Terrorisme : les assureurs doivent aussi faire face
La menace terroriste dépend d’actes humains volontaires… Elle est dès lors difficile à modéliser pour les compagnies d’assurances et de réassurance. L’approche déterministe reste largement utilisée sur un marché où la demande augmente.
Les attentats de janvier et novembre 2015 en France ont remis en avant le risque terroriste en Europe. La région n’avait plus été frappée avec une telle violence depuis les drames de Londres en juillet 2005.

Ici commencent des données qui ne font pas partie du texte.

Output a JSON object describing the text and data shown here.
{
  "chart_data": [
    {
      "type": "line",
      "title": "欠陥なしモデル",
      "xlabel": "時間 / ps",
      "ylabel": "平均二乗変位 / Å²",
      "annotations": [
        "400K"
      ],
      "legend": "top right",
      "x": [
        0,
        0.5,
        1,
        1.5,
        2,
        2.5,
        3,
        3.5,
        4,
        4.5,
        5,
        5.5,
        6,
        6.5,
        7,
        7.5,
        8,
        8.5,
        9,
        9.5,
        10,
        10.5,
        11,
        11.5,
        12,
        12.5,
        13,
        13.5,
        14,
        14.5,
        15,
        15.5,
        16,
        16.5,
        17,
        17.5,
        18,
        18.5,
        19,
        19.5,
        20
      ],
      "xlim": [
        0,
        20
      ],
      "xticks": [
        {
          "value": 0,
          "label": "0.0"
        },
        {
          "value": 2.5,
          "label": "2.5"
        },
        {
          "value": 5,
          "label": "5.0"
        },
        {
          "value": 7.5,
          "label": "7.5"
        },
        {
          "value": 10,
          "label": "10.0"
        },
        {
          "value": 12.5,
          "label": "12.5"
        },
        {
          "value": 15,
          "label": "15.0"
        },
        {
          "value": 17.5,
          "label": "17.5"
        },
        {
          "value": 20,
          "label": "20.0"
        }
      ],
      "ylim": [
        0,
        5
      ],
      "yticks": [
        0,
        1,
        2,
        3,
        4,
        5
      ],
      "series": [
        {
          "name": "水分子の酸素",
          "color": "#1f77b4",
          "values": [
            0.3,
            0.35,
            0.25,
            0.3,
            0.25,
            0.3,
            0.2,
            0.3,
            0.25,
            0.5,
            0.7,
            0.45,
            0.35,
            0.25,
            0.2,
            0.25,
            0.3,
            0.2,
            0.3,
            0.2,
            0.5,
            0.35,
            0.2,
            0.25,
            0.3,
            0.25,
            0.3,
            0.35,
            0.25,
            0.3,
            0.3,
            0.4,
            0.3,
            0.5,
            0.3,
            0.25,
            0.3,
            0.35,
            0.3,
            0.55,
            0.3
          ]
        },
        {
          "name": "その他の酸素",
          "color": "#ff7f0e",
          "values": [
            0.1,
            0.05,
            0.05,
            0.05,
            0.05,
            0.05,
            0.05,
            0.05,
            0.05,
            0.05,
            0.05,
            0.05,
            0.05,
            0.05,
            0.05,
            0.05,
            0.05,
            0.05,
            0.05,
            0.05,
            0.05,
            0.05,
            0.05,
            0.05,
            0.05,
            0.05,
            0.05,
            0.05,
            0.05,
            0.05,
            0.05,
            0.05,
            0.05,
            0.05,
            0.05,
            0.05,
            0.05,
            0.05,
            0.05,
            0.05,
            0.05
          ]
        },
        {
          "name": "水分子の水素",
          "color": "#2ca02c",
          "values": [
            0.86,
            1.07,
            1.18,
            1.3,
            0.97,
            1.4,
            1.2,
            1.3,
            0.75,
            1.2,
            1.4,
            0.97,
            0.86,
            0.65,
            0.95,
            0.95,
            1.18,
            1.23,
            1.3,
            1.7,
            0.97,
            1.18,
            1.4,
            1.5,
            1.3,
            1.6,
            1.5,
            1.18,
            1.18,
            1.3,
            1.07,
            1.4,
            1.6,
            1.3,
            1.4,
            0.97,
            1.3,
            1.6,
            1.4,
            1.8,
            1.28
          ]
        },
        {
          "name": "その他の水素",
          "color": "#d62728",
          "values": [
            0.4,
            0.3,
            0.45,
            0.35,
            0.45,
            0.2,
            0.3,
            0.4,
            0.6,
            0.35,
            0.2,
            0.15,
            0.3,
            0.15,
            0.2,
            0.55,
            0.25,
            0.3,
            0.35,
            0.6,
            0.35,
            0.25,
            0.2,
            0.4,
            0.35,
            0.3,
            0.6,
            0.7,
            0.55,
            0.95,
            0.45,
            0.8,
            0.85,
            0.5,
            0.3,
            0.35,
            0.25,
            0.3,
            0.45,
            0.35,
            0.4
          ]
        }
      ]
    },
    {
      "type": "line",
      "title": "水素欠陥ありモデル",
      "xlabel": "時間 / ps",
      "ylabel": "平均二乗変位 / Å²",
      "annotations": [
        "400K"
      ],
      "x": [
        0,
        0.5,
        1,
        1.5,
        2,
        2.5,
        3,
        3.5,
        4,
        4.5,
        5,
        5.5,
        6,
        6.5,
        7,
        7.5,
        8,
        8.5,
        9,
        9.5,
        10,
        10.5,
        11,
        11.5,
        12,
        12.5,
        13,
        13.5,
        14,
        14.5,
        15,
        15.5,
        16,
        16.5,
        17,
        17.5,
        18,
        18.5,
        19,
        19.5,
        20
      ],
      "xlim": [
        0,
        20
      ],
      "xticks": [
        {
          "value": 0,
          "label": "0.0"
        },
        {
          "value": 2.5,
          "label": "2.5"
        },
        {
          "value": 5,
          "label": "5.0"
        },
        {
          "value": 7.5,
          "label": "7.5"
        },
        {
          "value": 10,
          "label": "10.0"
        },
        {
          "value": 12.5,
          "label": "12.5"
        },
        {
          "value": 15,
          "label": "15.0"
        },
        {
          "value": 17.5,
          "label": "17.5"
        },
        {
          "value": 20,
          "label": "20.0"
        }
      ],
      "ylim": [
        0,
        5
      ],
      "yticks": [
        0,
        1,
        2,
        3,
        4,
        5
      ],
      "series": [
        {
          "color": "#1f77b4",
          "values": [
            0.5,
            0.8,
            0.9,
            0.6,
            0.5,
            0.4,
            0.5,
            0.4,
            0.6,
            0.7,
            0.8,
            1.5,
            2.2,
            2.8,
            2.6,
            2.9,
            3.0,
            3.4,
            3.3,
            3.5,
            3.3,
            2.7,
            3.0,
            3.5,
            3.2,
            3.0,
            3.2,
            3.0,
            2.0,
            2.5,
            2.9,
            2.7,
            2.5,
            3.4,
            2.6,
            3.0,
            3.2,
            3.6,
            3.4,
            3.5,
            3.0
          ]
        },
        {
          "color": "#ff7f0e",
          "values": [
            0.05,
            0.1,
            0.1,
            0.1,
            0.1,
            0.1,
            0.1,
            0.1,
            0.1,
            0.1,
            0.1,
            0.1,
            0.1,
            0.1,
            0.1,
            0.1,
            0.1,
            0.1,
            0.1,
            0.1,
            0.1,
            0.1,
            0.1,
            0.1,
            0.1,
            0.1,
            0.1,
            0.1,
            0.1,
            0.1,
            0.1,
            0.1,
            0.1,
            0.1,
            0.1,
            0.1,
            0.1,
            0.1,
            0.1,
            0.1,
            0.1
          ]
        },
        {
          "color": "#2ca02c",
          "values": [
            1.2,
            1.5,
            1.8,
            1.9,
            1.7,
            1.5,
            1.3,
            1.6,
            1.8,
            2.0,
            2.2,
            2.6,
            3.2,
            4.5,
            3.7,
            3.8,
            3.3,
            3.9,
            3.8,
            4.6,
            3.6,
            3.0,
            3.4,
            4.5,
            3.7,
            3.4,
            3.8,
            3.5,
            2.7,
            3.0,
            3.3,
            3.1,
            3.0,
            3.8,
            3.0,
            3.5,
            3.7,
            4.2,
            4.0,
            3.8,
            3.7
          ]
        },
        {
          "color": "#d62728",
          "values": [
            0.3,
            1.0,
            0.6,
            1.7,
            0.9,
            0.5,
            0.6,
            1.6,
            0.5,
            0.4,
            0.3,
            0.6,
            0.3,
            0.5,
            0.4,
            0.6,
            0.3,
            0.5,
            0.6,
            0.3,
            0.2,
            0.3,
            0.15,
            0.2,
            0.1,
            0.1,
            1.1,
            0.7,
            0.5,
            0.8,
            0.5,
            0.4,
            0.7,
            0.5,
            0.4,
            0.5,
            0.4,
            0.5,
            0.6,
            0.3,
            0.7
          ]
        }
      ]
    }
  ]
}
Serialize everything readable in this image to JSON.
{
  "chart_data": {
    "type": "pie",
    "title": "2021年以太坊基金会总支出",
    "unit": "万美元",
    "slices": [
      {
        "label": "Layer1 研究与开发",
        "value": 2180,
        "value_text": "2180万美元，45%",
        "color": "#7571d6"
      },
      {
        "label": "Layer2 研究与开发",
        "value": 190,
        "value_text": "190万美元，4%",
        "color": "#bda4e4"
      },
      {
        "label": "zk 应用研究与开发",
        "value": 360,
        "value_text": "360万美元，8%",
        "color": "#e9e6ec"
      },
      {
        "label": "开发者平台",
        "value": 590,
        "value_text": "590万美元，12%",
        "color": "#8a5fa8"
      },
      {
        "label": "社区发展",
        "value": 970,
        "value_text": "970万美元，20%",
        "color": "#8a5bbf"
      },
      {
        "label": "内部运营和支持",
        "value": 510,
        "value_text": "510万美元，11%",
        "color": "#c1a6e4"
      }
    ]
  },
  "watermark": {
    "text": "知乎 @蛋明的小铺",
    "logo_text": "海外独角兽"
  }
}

Certes, le monde occidental a une longue histoire avec le terrorisme. L’IRA en Irlande, la bande à Baader en Allemagne, les Brigades rouges en Italie et les attentats du GIA en France ont marqué le Vieux Continent entre 1970 et 2000. Et puis, il y a eu le 11-Septembre 2001. Les attentats contre New York et Washington sont dans toutes les mémoires, pour le nombre de personnes touchées (près de 3 000 morts et plusieurs milliers de blessés) et en raison de leur coût : 40 milliards de dollars uniquement pour les risques assurés. Auxquels s’ajoutent plusieurs centaines de milliards de dollars en conséquences directes et indirectes. Ce drame a véritablement marqué un tournant. Quelques semaines après le 11-Septembre, les réassureurs – qui ont assumé in fine les deux tiers des pertes assurées – ont décidé de se désengager de ce marché, estimant que ce risque n’était plus assurable. « Les assureurs, privés de cette capacité de réassurance, ont refusé à leur tour de couvrir le terrorisme à des conditions jugées abordables par le marché, là où ils n’y étaient pas contraints par la loi », rappelle Erwann Michel-Kerjan, professeur à la Wharton Business School et à l’École polytechnique1.
Cette décision brutale a amené les gouvernements à réagir très vite pour prendre en charge une partie du risque terroriste. Les États-Unis ont ainsi mis en place le TRIA (Terrorism Risks Insurance Act) tandis que la France créait en 2002 le Gareat (Gestion de l’assurance et de la réassurance des risques attentats et actes de terrorisme), un GIE dont l’objectif est de mettre en place un schéma de coréassurance mutuelle entre ses adhérents (lire encadré ci-dessous).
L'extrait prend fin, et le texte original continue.